The operating system provides different ways to write to disk such as Sync, Fsync, and Fdatasync. When Sync flushes the data to the operating system file buffer, it is regarded as the end, and then the content of the buffer is flushed to the disk by the background process of the operating system. Flushing the disk in Sync mode may cause data loss. The database system usually uses Fsync for log storage, and returns when the record is actually written to the disk. Fsync is to write file data and file metadata such as modification time, file length and other information to disk together; the difference between Fdatasync and Fsync is that it only refreshes data without refreshing metadata.

In some DBMSs, Fsync and Fdatasync are mixed: When metadata modification does not affect Logging, for example, only the file modification time changes, then only Fdatasync can be used; but if the operation modifies the file length, Fdatasync cannot be used at this time, because Fdatasync does not save metadata modification information, which will cause part of the content to be missing during restoration. Since many DBMSs do not increase the content of the log file incrementally when writing the log, but allocate enough space for the log file at one time. The length of the log file remains the same during the subsequent log writing process, so you can use Fdatasync to write the log to Disk. It can be seen that Group Commit uses one system call to write a group of transactions to disk each time, and merges many transaction I/Os, thereby reducing the I/O of the entire system.

  • Early Lock Release

When implementing concurrency control based on the lock mechanism, if the lock of the previous transaction is not released, the subsequent transaction can only be in a state of waiting for the lock. The black part in the figure indicates the ongoing transaction operation, and the gray part is the time waiting for the log to be placed on the disk. Although the data is not modified at this time, the lock can only be released after the log is flushed to the disk. Early Lock Release is an optimization method for improving performance in this scenario. The strategy is to release the lock when the processing part of the transaction is completed, and then put the log to disk, shorten the time for the next transaction to wait for the lock, and improve the degree of concurrent execution .
Comparison of common technologies and schemes of database recovery subsystem (1)
But this method also has drawbacks. For example, the first transaction has released the lock, but a failure occurs when the log is dropped and needs to be rolled back, but because the lock has been acquired by the next transaction at this time, the next transaction must be together with the previous transaction Rollback, so the system needs to maintain dependencies between transactions. In reality, early lock release technology is widely used in databases. For the index structure, if a certain node in the index is locked, it will have a larger scope of influence, because an index leaf node often involves a series of many data records. If the leaf node is locked, the related records will be locked. Therefore, in the use of indexes, Early Lock Release is usually used instead of a two-phase lockout protocol to shorten the time that data records are locked.

— ARIES algorithm —

In disk-based database systems, the recovery subsystem is mostly implemented based on the ARIES (Algorithms for Recovery and Isolation Exploiting Semantics) algorithm. ARIES adopts Steal + No Force management strategy for the management of data buffer and log buffer (the introduction of Steal + No Force is mentioned in detail in "In-memory database analysis and mainstream products comparison (1)"). In ARIES, each log has a sequence number LSN (Log Sequence Number). As shown in the figure below, log LSN 10 is the update operation of transaction T1 writing Page 5; LSN 20 is the update operation of transaction T2 writing Page 3. It should be noted that there will be a transaction end record in the log, indicating that the transaction has been committed and returned to the client, indicating that all operations of the transaction have been completed. If there is only commit but no end in the log, it may mean that the transaction has been completed, but the client may not receive a response.
Comparison of common technologies and schemes of database recovery subsystem (1)
* ARIES three-stage recovery

ARIES's recovery algorithm is divided into three stages: Analysis, Redo, and Undo. The specific details of each stage will be described in detail later.

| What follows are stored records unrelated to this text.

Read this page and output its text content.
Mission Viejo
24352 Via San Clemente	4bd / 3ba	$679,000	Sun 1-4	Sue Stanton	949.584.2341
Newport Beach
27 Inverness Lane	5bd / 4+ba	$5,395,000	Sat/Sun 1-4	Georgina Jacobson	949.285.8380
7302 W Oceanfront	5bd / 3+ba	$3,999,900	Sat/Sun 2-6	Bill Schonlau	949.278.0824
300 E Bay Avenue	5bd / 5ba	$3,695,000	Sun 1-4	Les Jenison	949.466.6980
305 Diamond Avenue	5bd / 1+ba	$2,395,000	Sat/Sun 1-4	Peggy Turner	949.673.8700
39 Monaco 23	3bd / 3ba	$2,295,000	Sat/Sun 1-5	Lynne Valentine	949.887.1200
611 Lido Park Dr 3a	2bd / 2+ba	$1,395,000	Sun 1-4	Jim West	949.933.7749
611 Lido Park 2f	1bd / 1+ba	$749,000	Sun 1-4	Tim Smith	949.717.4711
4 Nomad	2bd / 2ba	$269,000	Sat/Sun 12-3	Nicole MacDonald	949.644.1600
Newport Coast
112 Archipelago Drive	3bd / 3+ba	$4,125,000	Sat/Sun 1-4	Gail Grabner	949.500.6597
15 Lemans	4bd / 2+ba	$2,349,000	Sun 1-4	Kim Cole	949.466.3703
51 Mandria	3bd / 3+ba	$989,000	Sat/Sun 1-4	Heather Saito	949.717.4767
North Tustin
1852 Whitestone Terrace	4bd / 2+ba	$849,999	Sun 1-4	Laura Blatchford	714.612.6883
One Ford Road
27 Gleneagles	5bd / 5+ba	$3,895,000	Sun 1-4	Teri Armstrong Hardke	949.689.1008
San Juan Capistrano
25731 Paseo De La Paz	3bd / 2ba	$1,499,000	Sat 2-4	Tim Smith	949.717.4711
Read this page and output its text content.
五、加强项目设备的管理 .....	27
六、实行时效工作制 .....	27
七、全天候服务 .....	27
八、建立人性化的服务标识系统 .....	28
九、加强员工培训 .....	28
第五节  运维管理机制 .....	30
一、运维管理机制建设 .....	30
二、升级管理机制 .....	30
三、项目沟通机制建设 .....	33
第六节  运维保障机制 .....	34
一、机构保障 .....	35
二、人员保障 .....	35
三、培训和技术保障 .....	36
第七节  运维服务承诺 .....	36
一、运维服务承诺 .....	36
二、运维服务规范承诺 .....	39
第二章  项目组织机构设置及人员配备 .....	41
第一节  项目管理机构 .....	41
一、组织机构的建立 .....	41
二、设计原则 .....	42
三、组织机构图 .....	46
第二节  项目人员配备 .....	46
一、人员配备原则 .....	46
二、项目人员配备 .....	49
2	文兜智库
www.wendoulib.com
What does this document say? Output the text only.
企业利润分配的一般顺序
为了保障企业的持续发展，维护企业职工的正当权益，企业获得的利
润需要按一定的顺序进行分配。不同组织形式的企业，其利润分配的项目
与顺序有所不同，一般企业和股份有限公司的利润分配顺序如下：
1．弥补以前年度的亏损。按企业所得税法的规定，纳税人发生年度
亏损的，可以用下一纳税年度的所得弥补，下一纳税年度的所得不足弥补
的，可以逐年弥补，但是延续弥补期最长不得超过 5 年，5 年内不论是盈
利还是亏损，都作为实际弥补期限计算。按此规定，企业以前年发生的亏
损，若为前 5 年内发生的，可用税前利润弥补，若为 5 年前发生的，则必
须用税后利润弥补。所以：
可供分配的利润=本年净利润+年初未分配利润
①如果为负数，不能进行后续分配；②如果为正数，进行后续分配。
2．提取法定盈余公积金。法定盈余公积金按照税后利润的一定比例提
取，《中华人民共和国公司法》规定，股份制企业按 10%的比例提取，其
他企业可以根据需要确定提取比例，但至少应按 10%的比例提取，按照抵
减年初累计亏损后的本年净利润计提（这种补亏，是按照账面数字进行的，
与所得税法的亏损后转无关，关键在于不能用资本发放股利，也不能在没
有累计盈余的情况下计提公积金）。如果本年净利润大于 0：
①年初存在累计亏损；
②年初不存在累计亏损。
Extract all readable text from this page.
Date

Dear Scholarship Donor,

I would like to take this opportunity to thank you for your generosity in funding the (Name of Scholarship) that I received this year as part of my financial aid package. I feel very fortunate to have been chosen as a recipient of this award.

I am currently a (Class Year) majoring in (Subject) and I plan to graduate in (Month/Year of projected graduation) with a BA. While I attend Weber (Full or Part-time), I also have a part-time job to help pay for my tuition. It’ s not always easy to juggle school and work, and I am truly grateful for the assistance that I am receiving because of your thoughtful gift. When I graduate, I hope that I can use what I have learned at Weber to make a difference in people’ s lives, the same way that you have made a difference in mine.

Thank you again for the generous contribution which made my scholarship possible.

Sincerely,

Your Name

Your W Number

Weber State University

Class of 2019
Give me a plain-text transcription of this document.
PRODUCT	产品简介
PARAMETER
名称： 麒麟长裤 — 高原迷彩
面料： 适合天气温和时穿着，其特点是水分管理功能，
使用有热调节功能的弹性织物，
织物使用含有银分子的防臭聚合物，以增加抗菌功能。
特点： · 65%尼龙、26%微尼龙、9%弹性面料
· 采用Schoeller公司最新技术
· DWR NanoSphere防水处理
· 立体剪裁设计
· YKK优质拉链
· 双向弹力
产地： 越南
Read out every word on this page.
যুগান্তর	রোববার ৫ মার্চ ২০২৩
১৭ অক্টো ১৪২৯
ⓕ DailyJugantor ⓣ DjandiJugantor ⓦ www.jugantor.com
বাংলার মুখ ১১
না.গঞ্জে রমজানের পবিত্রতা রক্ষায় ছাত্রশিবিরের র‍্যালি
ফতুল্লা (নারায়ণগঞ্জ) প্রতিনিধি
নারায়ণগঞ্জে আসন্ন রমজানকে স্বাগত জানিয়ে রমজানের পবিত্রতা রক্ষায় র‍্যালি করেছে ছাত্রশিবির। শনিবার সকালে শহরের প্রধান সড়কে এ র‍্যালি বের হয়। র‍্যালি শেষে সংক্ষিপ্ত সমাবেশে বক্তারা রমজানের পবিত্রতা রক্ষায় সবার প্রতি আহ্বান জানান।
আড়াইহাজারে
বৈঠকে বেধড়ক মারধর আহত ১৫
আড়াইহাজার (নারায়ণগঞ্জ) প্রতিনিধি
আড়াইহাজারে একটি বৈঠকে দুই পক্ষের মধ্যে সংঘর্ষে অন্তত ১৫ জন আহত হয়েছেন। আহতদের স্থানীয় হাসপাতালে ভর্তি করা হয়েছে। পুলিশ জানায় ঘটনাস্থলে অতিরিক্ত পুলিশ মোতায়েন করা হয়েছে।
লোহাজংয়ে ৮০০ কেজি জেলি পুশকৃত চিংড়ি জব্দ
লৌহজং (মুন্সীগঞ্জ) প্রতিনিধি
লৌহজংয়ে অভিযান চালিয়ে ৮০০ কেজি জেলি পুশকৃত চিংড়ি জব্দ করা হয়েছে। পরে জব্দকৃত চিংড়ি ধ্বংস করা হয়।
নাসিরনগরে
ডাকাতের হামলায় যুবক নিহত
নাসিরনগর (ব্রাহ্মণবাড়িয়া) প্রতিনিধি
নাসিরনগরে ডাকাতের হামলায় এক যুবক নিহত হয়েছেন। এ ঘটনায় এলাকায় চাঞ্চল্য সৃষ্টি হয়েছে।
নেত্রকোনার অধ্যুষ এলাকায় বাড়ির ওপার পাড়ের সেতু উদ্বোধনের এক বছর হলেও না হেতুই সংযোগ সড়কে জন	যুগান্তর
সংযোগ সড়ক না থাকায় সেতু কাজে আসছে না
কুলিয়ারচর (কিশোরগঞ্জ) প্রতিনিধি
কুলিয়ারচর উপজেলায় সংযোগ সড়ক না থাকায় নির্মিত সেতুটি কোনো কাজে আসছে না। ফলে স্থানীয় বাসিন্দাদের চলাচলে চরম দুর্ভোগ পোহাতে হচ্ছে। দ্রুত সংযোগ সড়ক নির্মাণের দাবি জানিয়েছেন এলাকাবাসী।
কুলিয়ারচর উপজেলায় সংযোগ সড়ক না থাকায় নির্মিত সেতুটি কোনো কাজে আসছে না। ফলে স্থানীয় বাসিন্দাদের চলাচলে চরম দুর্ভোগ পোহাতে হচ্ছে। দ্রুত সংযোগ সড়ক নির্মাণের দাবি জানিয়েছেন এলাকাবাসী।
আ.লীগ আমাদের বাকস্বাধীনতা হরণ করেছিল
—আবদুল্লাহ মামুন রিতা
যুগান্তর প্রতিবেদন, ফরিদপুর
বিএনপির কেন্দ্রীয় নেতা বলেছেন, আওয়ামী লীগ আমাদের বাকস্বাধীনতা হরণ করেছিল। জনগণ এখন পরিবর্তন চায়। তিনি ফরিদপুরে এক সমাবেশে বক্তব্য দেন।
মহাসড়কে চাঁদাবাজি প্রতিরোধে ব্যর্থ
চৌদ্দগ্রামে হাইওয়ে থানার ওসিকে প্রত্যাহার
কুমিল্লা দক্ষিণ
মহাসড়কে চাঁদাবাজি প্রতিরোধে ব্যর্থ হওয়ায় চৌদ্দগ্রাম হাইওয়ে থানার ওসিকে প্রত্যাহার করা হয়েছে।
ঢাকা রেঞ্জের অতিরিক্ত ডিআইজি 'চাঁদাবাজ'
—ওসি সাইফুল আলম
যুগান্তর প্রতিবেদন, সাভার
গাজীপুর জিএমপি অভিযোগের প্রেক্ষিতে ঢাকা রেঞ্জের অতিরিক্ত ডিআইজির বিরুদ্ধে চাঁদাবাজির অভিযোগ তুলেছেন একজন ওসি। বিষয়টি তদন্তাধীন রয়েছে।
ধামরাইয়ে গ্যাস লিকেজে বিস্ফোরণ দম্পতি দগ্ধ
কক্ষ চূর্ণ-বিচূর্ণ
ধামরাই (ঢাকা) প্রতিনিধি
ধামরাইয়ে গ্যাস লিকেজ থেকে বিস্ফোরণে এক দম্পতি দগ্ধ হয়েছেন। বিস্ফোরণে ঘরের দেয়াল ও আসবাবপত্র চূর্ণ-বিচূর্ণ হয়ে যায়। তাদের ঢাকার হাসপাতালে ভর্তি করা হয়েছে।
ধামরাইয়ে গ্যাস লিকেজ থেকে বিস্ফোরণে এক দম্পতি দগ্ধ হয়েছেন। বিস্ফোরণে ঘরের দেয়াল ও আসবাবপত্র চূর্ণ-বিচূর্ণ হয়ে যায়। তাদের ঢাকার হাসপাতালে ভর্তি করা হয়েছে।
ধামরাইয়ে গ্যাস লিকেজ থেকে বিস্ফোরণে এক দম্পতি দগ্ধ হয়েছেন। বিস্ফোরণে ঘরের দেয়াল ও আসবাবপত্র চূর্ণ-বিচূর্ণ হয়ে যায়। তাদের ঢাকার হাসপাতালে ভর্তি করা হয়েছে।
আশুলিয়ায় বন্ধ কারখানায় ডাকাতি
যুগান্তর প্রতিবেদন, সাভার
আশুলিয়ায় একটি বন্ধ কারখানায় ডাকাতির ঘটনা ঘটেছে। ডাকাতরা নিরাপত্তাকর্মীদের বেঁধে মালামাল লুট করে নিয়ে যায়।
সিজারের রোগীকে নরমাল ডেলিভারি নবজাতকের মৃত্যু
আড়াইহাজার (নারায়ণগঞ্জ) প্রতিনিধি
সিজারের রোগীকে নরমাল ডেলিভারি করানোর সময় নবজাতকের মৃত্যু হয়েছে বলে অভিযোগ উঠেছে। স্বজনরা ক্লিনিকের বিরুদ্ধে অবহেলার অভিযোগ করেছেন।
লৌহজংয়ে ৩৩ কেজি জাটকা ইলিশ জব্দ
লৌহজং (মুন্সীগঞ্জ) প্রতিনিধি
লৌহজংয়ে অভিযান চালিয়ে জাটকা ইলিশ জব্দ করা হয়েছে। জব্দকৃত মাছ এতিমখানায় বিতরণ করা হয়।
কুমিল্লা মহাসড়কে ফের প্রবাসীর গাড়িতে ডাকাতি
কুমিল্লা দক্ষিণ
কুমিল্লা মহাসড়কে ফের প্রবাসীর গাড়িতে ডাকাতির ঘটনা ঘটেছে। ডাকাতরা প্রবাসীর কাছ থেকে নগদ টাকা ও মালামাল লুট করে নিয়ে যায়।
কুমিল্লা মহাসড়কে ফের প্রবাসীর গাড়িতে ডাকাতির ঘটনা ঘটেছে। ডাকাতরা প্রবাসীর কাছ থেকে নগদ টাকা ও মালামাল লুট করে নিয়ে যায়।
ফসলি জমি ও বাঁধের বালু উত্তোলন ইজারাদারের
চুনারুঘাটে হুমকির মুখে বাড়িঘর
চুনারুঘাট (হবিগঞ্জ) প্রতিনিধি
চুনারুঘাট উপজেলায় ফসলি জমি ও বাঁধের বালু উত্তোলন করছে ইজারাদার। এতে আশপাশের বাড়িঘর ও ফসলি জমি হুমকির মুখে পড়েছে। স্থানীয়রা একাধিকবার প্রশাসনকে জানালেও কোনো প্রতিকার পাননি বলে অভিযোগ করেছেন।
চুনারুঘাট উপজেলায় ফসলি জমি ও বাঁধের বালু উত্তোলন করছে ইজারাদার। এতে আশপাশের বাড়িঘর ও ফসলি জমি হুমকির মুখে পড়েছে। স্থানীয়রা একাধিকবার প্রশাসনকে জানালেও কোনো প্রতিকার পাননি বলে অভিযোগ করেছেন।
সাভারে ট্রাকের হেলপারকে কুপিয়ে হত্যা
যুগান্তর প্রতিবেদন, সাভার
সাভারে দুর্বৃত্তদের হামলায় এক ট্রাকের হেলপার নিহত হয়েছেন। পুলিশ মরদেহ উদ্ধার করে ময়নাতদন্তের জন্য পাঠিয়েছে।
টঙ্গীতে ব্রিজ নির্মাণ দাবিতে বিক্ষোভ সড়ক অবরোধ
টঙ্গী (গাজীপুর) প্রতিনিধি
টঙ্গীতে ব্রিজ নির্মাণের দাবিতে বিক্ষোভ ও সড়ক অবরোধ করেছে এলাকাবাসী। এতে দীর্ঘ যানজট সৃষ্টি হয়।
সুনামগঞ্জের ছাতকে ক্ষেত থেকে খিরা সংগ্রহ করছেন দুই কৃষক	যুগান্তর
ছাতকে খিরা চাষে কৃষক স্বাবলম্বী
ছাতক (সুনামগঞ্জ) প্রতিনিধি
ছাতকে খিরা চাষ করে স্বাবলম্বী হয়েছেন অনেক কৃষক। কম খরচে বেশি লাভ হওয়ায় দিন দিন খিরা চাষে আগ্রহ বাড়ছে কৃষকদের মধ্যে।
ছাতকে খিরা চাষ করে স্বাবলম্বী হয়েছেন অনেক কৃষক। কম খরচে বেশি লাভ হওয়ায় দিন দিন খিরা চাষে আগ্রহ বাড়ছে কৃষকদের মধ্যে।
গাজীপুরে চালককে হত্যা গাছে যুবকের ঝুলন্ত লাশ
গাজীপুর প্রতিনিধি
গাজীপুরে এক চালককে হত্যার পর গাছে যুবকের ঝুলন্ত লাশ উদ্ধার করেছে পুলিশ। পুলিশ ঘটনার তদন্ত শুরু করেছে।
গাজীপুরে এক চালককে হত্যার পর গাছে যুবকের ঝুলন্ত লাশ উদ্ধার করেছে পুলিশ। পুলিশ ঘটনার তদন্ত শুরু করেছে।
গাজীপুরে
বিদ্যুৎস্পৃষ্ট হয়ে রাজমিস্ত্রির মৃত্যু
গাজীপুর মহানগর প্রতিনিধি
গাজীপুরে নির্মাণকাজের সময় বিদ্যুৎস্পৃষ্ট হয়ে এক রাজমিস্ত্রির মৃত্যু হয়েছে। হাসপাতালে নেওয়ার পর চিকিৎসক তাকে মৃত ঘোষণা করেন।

1. Analysis : After the crash restarts, the system will first read the log file from the disk, analyze the content of the log file, and determine which transactions are in the Active state when the system crashes, and which pages have been modified when the system crashes.

2. Redo : The system reproduces the fault scene according to the log in the redo phase, including restoring the Dirty Page in the memory to the state at the time of the crash, which is equivalent to replaying the log history (Repeating History), and executing each log record. , Including transaction logs without commit.

3. Undo : In the Undo phase, the system starts to undo unfinished transactions. The above figure is a simple example of log record. The system crashes after LSN 60. There is a mark of transaction T2 end in the log, so T2 has been committed, and transactions T1 and T3 have not yet been completed. Transactions T1 and T3 are for P1, P3, and P5. If the modification has been placed on the disk, it needs to be undone from the disk.

  • Data structure of log records

For ARIES recovery subsystem, the recovery process needs to be based on the information stored in Logging. The log in ARIES consists of multiple log records. One log record contains the transaction ID of the modified data item, Page ID + Offset, length, value before and after modification, and additional control information.

ARIES log types include Update, Commit, Abort, End, and CLR (Compensation Log Record). CLR is used to prevent the impact of failures in the process of transaction rollback. When the transaction rolls back, a CLR is recorded every time a log is rolled back. The system can judge which operations have been rolled back through the CLR. If the CLR is not recorded, operations may occur. Roll back twice.
Comparison of common technologies and schemes of database recovery subsystem (1)
During normal log recording, ARIES will record redo and undo information, and the recorded log contains the values ​​before and after the modification. Generally speaking, the log is written sequentially, so the database will arrange a separate disk for the log service in the configuration, not mixed with the disk for storing data records, in order to improve the performance of log writing.

The following is a schematic diagram of log placement in ARIES. The sequence on the right side of the figure represents all logs, the blue part represents the logs that have been placed, and the orange part represents the logs that are still in the log buffer. ARIES will record the Flushed LSN, which represents which buffer logs have been flushed to disk. In addition, each disk block that saves data will record a Page LSN, which is used to indicate the largest log number corresponding to all operations that modify this data Page (that is, the log number corresponding to the last operation that modifies the data Page). When flushing the data in the data buffer to the disk, it is determined whether the data can be flushed to the disk by judging the size of the Page LSN and the flushed LSN. If Page LSN is less than or equal to Flushed LSN, it means that all log records that modify this data page have been placed on disk, so data can also be placed on disk. This is called WAL (Write-Ahead-Log), and the log is always written before the data Disk.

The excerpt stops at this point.